Prenant racine dans le gospel pour jeter les bases du funk, son écriture a influencé le rap et les musiques électroniques par l'intermédiaire de l'échantillonnage numérique – citons Public Enemy – et Portishead a élaboré à partir d'un de ses thèmes la poignante et novatrice chanson pop Glory Box (1994). Ses couleurs orchestrales seront pillées par certains titres disco.

Ses années passées dans l'ombre comme instrumentiste de sessions à Memphis (Tennessee), notamment pour le label Stax, lui ont permis de préparer une brillante carrière solo caractérisée par une ligne directrice musicale parfois qualifiée de smooth soul music.

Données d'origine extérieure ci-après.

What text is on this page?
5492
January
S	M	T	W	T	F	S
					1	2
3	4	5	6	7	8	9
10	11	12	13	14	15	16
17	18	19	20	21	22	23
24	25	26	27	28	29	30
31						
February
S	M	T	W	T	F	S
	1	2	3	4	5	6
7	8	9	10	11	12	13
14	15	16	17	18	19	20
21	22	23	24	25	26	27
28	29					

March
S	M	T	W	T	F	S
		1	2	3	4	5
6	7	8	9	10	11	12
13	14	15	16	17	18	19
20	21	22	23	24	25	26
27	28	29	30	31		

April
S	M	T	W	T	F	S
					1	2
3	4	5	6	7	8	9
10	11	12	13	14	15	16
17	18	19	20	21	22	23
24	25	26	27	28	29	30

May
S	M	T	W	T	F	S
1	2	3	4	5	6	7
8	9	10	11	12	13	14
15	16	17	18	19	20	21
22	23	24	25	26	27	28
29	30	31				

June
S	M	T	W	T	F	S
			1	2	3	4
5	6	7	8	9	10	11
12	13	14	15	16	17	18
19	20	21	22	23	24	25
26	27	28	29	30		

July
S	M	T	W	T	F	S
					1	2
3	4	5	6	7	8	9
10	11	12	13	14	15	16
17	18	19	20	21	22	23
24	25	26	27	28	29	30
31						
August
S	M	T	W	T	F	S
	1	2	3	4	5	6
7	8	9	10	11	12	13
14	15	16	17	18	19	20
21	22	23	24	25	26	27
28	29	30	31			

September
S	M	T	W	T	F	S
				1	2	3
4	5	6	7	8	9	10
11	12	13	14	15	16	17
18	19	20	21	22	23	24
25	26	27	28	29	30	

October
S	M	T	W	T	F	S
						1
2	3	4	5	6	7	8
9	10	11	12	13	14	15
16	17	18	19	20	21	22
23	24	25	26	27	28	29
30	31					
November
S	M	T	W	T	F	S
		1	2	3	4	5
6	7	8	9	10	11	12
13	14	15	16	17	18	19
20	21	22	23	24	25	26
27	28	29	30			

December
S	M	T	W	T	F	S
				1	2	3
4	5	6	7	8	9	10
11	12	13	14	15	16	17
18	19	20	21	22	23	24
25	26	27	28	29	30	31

Né le 20 août 1942 à Covington, dans le Tennessee, Isaac Hayes est élevé par ses grands-parents, car ses géniteurs, ouvriers dans les champs de coton, sont décédés prématurément, victimes surexploitées du métayage. Il débute en chantant à l'église, puis s'accroche à la musique en apprenant en autodidacte le saxophone alto, l'orgue et le piano. Établi à Memphis, il fait ses gammes au sein de divers groupes de rhythm and blues et commence à être sollicité comme musicien de studio. Les portes du label Stax s'ouvrent pour lui et il accompagne en séance Otis Redding, notamment sur le magnifique Try a Little Tenderness (1966) ; il devient également un compositeur à succès : son association avec le parolier David Porter débouche sur plus de deux cents chansons, parmi lesquelles le tube de Sam & Dave Soul Man (1967).

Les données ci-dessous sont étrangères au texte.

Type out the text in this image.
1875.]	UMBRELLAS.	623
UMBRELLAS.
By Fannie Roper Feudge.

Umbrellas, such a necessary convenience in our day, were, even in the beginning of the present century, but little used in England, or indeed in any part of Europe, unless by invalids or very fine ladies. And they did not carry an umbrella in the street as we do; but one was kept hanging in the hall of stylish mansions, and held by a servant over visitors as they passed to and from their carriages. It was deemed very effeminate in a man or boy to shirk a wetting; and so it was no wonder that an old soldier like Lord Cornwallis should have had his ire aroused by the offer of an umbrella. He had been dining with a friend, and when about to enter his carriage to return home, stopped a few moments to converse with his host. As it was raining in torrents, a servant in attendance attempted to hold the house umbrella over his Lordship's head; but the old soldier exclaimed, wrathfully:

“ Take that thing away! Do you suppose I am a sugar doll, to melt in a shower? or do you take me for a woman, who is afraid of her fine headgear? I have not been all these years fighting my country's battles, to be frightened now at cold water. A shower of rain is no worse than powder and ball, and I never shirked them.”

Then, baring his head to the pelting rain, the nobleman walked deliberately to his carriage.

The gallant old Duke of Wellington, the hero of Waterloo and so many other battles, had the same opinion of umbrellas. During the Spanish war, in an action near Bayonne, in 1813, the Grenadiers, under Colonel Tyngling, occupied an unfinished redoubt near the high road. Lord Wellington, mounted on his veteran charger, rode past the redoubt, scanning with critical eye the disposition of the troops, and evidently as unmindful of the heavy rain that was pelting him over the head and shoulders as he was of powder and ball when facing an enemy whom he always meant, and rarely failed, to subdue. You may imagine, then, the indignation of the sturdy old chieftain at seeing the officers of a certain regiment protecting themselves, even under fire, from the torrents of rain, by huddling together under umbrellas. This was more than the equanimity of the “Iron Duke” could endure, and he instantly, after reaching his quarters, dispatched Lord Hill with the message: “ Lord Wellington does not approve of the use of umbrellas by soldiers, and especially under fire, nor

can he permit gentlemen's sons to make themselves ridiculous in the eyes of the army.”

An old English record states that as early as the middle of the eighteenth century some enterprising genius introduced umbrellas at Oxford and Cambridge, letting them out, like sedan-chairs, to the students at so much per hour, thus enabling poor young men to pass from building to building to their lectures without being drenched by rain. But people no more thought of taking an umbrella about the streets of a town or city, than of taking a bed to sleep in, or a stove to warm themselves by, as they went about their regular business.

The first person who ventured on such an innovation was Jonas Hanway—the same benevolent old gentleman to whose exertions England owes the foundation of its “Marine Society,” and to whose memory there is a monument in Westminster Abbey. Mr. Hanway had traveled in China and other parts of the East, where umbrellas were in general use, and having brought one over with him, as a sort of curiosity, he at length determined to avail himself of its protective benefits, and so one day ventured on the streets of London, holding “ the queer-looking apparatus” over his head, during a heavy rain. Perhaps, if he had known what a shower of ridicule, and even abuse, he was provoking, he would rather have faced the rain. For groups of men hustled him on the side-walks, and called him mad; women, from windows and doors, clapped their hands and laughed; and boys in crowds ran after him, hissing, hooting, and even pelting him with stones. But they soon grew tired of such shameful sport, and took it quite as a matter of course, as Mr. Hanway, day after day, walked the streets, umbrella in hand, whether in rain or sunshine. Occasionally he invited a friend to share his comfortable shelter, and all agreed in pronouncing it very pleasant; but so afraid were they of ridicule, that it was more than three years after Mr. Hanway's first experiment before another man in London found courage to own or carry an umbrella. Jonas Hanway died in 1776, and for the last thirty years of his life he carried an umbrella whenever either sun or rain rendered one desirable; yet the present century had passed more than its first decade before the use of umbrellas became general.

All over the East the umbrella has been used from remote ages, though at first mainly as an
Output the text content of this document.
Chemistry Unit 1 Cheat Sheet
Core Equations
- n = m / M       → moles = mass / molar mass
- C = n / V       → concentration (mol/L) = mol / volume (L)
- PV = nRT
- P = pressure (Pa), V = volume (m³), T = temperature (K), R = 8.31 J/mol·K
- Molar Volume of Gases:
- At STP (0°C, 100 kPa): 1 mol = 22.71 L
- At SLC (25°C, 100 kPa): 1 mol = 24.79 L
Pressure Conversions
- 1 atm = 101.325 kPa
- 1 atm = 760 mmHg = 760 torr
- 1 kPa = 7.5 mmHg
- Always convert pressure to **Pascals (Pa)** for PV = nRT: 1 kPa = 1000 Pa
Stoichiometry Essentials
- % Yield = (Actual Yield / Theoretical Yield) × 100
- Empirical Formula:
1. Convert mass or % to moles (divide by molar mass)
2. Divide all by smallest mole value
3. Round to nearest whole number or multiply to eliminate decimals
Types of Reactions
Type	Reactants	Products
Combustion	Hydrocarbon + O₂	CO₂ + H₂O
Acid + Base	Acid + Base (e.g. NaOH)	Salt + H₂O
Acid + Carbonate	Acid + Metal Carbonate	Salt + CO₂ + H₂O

En 1969, son album solo Hot Buttered Soul constitue une véritable réussite artistique par son refus de sacrifier au format usuel. La longueur inhabituelle des chansons – By the Time I Get to Phoenix dure dix minutes – lui permet d'installer des atmosphères sensuelles mises en valeur par des effets dynamiques faisant rebondir l'action musicale. Ce travail sur la structure est influencé par le psychédélisme ambiant, auquel il emprunte également certains traits d'orchestration (les motifs de guitare saturée fuzz, notamment). Son art de l'arrangement fait la part belle à l'orgue, aux lignes de cuivres, aux textures rythmiques complexes. La marque de fabrique d'Isaac Hayes, c'est aussi cette voix de baryton et ces chœurs féminins en appel-réponse rappelant le gospel. L'artiste soigne aussi son image en mélangeant sophistication vestimentaire et emprunts à la culture de la rue : crâne rasé, lunettes de soleil, bijoux clinquants, « poses » au troisième degré.

En 1971, avec la musique du film de Gordon Parks Shaft, Isaac Hayes obtient la reconnaissance d'un large public en même temps que celui de la profession : la pièce Theme from Shaft reçoit en 1972 un oscar de la meilleure chanson originale. Theme from Shaft représente une sorte de déclaration de principe d'un funk visionnaire par ses accents annonçant le rap, avec ses monologues en spoken word – les raps –, un parlé-chanté syncopé qui est le dénominateur commun de bien des musiques urbaines. Orchestration « cinématographique », entrecroisements de lignes obstinées dont cette fameuse boucle initiale jouée par la guitare passée dans une pédale wa wa : une écriture complexe qui, pourtant, séduit même une oreille peu avertie au-delà de[...]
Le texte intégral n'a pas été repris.